Our final stop is the Innovation Center. Here entrepreneurs lease lab space and offices, transforming discoveries into spinoff companies, with help from experts in business and technology transfer.
Like our tour, this is where the cycle ends. But it’s also where everything begins. As the Knight Campus gives rise to new businesses, says Guldberg, entrepreneurship and applied research will also boost the fundamental science that leads to new discoveries for industry, creating a perpetual upward spiral.
“Our teams of scientists, researchers, and students are blurring the lines between disciplines to solve important problems,” he says. “Everything inside this building is designed for discovery, development, and impact. We’re developing novel biomedical devices and therapies and deploying new technologies to the marketplace, where products, innovations, and cures improve peoples’ lives.”
From every vantage point, the view from the Knight Campus looks very bright.
The Knight Campus was designed by Ennead Architects of New York and Bora Architects of Portland and built by Hoffman Construction, of Portland.

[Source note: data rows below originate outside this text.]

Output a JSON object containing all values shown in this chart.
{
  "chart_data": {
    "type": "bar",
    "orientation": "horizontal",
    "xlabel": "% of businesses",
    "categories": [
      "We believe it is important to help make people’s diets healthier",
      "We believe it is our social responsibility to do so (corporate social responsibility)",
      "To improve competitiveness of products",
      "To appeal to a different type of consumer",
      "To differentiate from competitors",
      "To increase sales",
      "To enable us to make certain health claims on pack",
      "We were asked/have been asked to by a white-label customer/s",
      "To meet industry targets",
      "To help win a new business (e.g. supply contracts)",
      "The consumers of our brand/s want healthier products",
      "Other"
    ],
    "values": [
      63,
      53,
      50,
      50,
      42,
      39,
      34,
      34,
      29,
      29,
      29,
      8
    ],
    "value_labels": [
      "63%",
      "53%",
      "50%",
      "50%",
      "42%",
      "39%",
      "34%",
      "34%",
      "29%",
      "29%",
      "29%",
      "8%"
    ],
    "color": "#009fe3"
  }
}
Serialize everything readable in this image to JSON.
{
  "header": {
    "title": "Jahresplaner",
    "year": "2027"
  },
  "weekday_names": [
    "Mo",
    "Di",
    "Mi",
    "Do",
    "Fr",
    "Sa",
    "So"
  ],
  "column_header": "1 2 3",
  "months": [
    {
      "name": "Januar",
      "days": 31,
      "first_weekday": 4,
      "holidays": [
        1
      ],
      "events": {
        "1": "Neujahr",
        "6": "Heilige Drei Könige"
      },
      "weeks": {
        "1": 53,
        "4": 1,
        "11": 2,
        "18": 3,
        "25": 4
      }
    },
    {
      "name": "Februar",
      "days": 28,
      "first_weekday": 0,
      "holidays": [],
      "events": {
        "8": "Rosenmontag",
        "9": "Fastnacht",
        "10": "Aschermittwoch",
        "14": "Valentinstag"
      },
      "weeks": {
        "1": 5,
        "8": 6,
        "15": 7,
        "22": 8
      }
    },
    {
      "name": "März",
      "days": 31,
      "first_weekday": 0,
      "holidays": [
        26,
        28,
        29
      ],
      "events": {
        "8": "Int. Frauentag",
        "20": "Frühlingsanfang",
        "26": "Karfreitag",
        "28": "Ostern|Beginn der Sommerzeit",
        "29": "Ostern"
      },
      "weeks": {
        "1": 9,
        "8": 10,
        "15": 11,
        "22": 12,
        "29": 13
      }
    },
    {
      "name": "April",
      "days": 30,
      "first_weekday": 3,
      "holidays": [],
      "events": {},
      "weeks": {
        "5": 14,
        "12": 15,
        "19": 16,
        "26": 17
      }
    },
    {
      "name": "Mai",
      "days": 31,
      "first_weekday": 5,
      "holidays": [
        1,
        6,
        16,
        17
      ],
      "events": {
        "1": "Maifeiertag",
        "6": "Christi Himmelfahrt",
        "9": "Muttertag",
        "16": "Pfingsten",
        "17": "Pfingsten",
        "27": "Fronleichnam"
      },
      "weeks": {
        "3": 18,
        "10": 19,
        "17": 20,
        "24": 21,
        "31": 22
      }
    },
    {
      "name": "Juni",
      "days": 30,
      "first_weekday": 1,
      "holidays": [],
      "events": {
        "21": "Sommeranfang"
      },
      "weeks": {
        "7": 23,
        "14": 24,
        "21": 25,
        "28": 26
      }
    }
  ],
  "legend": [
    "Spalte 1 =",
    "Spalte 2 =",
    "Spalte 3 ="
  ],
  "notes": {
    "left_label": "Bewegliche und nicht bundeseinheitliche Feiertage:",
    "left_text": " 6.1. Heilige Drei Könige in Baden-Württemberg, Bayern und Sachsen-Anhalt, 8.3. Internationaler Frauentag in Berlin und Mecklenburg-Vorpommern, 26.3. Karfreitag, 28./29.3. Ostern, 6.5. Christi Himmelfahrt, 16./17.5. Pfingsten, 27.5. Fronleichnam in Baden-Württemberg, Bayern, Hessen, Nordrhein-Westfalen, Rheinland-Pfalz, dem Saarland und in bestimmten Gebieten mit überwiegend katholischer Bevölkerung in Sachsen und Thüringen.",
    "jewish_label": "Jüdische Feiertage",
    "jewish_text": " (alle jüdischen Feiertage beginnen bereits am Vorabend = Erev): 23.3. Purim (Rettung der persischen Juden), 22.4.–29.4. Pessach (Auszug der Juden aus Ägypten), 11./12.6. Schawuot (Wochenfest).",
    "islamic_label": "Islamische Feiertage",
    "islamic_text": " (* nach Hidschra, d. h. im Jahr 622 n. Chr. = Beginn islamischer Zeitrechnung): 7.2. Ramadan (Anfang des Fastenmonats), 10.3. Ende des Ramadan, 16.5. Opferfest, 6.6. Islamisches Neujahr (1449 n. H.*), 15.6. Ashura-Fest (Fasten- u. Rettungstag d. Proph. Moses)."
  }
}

(Skybridge photo, below, credit: Bruce Damonte)
Hit the Ground Running
Before the Phil and Penny Knight Campus for Accelerating Scientific Impact had officially opened its doors, researchers were busy pursuing their work.
Eye surgeon Bala Ambati is pursuing novel therapies for vision disorders such as macular degeneration.
Chemical engineer Marian Hettiaratchi is studying an enzyme with the potential to be repurposed to help reverse nerve damage caused by strokes and as a treatment for spinal cord injuries.
Computational biochemist Parisa Hosseinzadeh is using new materials to design proteins to serve as biosensors for early disease detection and inform the development of new treatments.
Neuroscientist Tim Gardner is developing an implantable electrode to treat such diseases as inflammatory bowel syndrome, rheumatoid arthritis, and diabetes.
Synthetic biologist Calin Plesa is improving and lowering the cost of gene synthesis, used to study how mutations influence disease development and to develop new therapeutics.
Materials scientist Jonathan Reeder is developing bandage-like patches to monitor a person’s health by measuring biomarkers such as cortisol, vitamin C, and glucose secreted in sweat.